В Риме я нашел дешевый пансионат неподалеку от вокзала, в районе, населенном эфиопами, где познакомился с человеком, называвшим себя колдуном-целителем. Он дал мне какое-то снадобье - мальочио. А на следующий день я прочел в газете об эфиопе, которого банда с соседней улицы сожгла на костре.

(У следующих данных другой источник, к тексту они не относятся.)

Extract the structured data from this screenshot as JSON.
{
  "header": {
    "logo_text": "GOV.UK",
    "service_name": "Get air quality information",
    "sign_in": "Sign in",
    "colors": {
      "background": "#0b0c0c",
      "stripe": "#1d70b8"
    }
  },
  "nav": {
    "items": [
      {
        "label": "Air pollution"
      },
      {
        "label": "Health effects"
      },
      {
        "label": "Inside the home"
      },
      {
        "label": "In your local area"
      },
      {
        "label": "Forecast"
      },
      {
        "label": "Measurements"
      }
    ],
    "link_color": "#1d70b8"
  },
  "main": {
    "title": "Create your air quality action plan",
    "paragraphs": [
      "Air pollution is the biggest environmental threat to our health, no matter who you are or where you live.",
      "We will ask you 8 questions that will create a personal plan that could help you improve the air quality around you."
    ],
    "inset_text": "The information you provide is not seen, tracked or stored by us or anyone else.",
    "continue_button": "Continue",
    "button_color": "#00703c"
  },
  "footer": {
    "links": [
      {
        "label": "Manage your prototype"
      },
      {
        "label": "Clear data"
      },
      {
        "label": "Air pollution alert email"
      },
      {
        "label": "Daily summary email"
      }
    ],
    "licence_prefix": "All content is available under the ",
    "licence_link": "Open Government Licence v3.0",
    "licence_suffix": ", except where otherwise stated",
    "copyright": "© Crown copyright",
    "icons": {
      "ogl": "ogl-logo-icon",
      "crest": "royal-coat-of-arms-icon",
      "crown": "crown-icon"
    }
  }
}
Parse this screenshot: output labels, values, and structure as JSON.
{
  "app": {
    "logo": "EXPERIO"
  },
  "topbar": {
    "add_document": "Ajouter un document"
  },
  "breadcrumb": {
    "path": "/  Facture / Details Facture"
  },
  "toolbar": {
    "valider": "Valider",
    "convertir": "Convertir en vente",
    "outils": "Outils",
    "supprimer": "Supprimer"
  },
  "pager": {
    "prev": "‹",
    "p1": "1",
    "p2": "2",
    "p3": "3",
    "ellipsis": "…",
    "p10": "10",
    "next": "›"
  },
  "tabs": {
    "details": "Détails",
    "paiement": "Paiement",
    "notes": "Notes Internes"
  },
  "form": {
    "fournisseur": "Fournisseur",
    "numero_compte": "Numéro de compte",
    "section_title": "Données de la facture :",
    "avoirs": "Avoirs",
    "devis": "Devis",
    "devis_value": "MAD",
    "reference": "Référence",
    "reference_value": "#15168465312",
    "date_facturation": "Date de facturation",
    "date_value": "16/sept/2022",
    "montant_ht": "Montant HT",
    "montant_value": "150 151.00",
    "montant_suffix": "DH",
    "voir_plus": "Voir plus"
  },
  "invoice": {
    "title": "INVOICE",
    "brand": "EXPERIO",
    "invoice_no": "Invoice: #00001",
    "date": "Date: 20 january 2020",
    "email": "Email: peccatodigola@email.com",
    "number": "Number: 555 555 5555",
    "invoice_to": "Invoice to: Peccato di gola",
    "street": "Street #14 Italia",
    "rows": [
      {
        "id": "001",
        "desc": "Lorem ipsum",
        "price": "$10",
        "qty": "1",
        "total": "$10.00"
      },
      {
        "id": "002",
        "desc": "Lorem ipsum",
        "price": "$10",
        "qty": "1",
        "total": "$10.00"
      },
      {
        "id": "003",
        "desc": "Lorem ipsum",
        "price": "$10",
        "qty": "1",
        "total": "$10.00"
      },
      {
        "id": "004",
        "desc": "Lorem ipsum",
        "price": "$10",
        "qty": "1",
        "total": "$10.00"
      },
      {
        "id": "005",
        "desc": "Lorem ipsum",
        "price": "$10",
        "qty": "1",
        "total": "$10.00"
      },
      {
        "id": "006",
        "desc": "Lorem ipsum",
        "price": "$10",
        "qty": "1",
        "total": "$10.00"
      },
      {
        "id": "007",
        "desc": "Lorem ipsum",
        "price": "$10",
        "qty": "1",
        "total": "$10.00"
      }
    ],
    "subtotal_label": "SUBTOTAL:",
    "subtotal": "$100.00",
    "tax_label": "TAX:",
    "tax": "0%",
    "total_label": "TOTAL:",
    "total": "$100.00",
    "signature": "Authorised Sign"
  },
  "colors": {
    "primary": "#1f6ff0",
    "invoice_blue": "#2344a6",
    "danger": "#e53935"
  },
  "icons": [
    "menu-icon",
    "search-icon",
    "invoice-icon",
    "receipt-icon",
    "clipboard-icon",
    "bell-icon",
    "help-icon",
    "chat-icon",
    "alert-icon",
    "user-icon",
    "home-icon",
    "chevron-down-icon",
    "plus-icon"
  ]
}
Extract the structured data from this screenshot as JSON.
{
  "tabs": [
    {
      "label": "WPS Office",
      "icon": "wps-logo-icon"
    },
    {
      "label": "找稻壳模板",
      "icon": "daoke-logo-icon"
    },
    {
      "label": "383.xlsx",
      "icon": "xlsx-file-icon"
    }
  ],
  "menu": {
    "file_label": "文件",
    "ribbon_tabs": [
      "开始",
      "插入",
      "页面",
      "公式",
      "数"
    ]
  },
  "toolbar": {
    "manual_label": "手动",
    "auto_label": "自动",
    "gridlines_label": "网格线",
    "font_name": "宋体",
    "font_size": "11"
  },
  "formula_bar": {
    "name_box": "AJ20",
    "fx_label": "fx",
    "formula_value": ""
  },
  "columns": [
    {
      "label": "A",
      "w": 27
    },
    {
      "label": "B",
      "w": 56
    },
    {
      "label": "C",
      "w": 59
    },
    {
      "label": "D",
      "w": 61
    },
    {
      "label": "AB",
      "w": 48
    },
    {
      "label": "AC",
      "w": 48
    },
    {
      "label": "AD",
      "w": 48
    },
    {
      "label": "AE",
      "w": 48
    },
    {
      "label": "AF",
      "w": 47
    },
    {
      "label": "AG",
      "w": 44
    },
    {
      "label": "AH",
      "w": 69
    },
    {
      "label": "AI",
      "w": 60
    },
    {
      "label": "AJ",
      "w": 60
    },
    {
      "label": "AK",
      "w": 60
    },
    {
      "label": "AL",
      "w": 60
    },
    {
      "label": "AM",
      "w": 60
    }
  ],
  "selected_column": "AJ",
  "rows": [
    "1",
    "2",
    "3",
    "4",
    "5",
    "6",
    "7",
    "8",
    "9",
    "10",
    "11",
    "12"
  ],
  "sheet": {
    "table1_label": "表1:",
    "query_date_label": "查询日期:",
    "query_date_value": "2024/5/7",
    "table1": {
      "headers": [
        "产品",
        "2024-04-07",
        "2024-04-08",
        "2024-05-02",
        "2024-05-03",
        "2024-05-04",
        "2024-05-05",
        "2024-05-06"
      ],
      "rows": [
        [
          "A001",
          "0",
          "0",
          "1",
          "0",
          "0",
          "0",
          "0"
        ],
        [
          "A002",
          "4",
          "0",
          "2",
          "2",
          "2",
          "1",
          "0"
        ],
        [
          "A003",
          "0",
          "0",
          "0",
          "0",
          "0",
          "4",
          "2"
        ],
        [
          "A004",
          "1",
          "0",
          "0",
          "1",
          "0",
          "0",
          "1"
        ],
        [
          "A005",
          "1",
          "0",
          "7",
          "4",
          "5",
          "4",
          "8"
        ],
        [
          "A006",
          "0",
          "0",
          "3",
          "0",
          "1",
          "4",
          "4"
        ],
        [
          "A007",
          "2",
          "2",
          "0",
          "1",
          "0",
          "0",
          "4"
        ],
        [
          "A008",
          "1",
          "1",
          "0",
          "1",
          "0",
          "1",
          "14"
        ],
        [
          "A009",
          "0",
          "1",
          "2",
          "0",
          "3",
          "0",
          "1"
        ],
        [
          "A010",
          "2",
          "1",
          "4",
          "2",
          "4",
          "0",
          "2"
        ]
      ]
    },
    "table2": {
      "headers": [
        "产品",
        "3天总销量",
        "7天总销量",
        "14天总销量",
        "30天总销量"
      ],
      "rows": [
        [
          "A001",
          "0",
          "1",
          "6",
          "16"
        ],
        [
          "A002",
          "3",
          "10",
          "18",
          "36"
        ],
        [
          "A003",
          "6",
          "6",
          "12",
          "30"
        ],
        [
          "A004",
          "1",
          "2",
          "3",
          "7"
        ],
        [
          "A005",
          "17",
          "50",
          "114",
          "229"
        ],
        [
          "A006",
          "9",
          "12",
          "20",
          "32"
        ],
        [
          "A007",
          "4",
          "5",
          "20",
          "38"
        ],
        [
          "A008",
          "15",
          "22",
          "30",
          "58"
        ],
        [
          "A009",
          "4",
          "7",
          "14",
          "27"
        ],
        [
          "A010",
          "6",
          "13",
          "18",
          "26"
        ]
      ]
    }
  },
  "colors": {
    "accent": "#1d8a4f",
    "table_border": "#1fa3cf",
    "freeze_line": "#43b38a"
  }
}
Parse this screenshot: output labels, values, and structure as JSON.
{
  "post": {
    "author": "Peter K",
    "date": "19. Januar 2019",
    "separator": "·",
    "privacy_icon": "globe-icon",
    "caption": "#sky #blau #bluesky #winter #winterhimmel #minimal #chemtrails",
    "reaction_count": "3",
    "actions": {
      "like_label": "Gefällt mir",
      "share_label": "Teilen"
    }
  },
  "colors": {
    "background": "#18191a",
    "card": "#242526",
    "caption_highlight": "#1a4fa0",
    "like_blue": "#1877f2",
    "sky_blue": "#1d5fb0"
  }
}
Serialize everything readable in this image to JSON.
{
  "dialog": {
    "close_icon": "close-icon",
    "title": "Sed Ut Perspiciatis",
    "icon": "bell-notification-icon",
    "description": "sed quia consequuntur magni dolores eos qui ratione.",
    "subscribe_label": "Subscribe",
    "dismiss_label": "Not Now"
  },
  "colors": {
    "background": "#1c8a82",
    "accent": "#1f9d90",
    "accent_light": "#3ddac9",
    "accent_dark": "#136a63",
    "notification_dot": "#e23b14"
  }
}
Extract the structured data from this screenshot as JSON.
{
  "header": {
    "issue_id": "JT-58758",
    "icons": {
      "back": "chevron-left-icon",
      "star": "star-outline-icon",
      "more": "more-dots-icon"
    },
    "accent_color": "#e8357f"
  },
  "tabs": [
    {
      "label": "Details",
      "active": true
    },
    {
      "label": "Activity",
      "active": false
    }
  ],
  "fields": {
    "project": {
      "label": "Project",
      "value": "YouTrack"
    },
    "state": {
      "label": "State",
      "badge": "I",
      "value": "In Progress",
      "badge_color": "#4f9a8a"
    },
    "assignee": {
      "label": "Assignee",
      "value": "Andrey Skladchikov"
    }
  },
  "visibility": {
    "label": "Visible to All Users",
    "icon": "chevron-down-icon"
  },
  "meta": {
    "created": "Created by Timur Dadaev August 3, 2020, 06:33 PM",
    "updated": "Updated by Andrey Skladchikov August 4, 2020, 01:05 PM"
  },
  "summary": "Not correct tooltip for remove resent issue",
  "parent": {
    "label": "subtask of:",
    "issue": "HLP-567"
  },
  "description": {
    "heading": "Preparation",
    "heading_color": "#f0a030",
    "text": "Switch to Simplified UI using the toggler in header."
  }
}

Однажды вечером в баре возле Пантеона я оказался за одним столом с тощим монахом в коричневой рясе, похожим на кардинала Ришелье. Потягивая кампари с содовой, он смотрел по телевизору футбольный матч. Когда его команда выиграла, он пробормотал: "Молодцы, ребята". Заметив его акцент, я осмелел и спросил, за кого он болеет в Кубке мира.
- За итальянцев, естественно. Но против Аргентины у них шансов нет.
Оказалось, что он украинец из Канады. Совпадение потрясло его, он стал говорить взахлеб. Это, конечно, судьба. Знаю ли я, что в Риме у нас большая колония? Да-да. Она существует несколько сот лет. Разве я не знал, что Гоголь приехал сюда умирать? Да-да, нашему народу свойственно сохранять связи, очень тесные связи.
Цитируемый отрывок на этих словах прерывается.